Diabetes is another condition frequently associated with obesity. It is also a risk factor for developing urinary incontinence, particularly in individuals who are insulin-dependent. The cause of this is currently unknown, but diabetes is understood to impact urine production and nerve sensitivity. The elevated levels of blood glucose observed with poorly controlled diabetes can lead to increased thirst and urine production as the body seeks to rid itself of unwanted glucose through urinary excretion. Nerve damage associated with diabetic neuropathy can affect bladder sensation and detrusor activity. Constipation is also a common complication of diabetes, and can make it difficult to fully empty the bladder, potentially resulting in overflow incontinence.

Where obesity is a factor, significant weight loss, whether achieved through lifestyle modification or surgery may frequently lead to a marked reduction in episodes of urinary incontinence, with several studies reporting complete resolution of urinary incontinence symptoms in morbidly obese individuals who lost weight following bariatric procedures. Maintaining a healthy weight may help lessen your symptoms of incontinence. People who are overweight typically have a much greater amount of stress and pressure to the pelvic area, resulting in a weakened pelvic floor. Additionally, more weight and pressure on the bladder can cause an increase in leakage. Weight loss is also important in controlling diabetes. Reaching and maintaining a healthy weight can lead to complete resolution of type 2 diabetes in some cases. Please remember, though, that certain drugs used as a medical weight loss treatment include fecal incontinence as a known side effect.

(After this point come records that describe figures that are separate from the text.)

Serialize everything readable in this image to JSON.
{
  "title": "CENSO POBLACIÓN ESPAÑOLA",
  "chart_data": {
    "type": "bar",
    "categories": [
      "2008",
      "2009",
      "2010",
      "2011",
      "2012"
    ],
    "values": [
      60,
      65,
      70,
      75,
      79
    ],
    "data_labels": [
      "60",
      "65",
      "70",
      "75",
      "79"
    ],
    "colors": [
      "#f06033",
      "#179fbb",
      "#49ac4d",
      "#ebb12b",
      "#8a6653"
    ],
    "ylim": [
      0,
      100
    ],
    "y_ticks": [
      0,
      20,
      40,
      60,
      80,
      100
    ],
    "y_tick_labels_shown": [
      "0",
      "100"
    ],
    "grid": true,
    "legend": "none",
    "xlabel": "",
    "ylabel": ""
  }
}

Their action upon fat absorption can lead to altered stool consistency and bowel habits in a significant number of cases.

Losing weight can be difficult for many people. But, keeping a healthy diet and a strong exercise routine can help you shed those pounds and stay healthy. Also, be sure to consult with your physician and/or a nutritionist to help you to lose wait as safely and effectively as possible.